Why are the projects in increments of 25 kilowatts?
Each account within Ameren Missouri’s territory was eligible to receive $2/watt of installed solar, up to a total of 25,000 watts or $50,000 of rebate per account. As a result, many Ameren customers, including Washington University, developed 25 kw projects, where possible, to access the available funding. A few WashU project sites, including North Campus, had multiple utility accounts, resulting in 50 kw or 75 kw arrays.
What partners were involved in the projects?

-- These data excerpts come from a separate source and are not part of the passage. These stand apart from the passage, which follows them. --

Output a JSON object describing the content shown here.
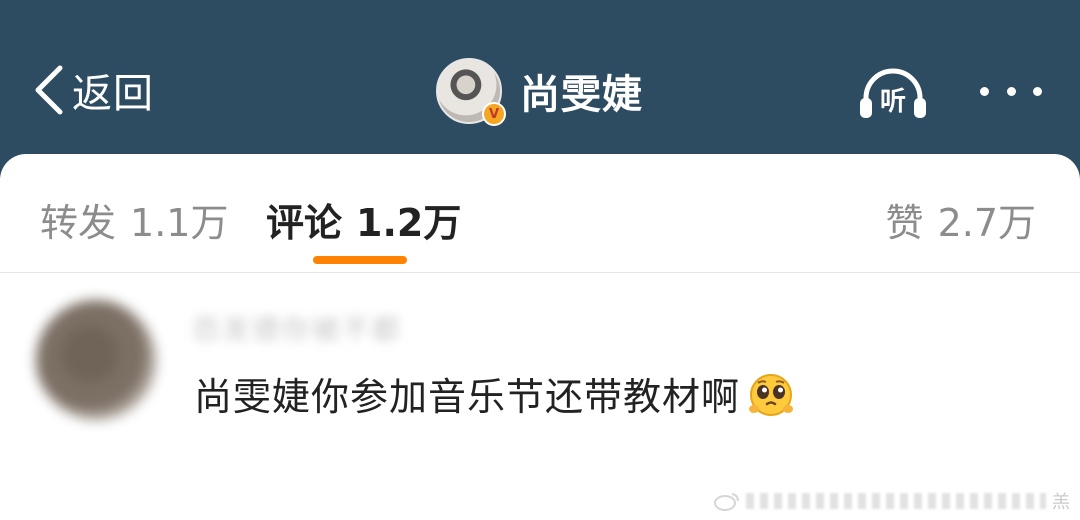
{
  "nav": {
    "back_label": "返回",
    "profile_name": "尚雯婕",
    "verified_badge": "V",
    "listen_label": "听"
  },
  "tabs": [
    {
      "label": "转发",
      "count": "1.1万",
      "active": false
    },
    {
      "label": "评论",
      "count": "1.2万",
      "active": true
    },
    {
      "label": "赞",
      "count": "2.7万",
      "active": false
    }
  ],
  "comment": {
    "username": "恐发德你被不都",
    "text": "尚雯婕你参加音乐节还带教材啊",
    "emoji": "pleading-face-emoji"
  },
  "watermark": {
    "text": "羔"
  },
  "colors": {
    "header_bg": "#2d4b61",
    "accent": "#ff8200",
    "badge": "#f5a623"
  }
}
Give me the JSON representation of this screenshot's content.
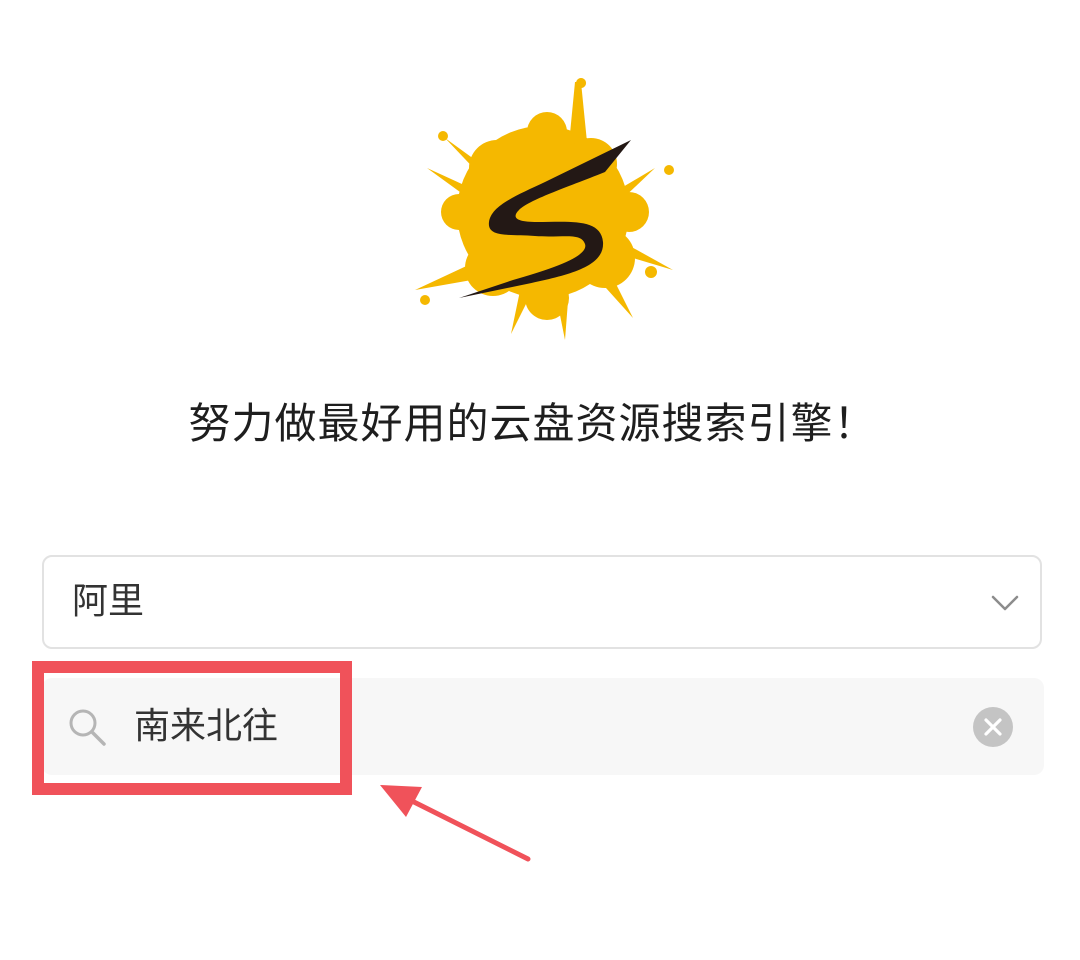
{
  "header": {
    "logo_icon": "splash-s-logo-icon",
    "slogan": "努力做最好用的云盘资源搜索引擎！"
  },
  "source_select": {
    "selected": "阿里",
    "icon": "chevron-down-icon"
  },
  "search": {
    "value": "南来北往",
    "icon": "search-icon",
    "clear_icon": "clear-icon"
  },
  "annotation": {
    "color": "#f0525a"
  },
  "colors": {
    "logo_yellow": "#f5b800",
    "logo_dark": "#231815",
    "input_bg": "#f7f7f7",
    "border": "#e2e2e2"
  }
}
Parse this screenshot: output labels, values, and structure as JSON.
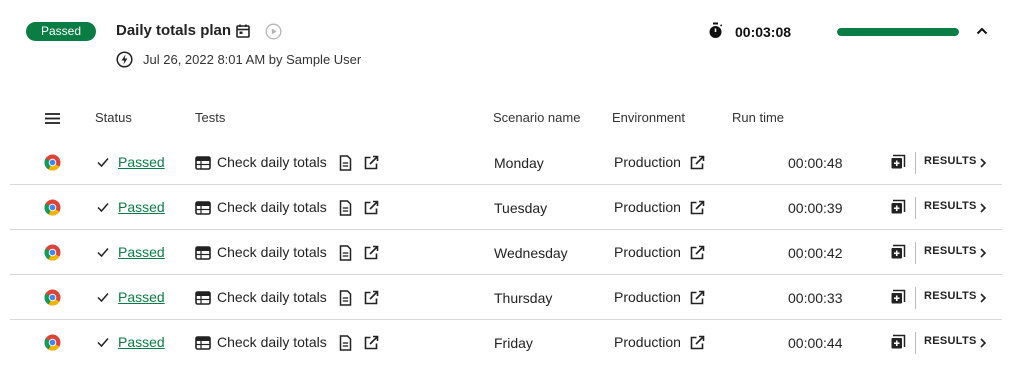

The solar projects were developed in partnership with Microgrid Solar and U.S. Bank (454 kw), Brightergy (75 kw), and StraightUp Solar (18 kw). Solar rebates from Ameren Missouri were an important component of the project financing. Installation was performed by electrical contractors Aschinger Electric, Kaemmerlen Electric, AVCO Electrical Services and Schaeffer Electric.
How were the projects structured?
Most of the solar projects were developed as solar leases. The companies own, install and maintain the arrays for the duration of the lease, with minimal up-front cost to the university. The lease structure is a common financing tool that non-profit organizations use to access federal renewable energy tax credits. Throughout Missouri, many K-12 school districts and other non-profit organizations have used this structure to finance solar projects.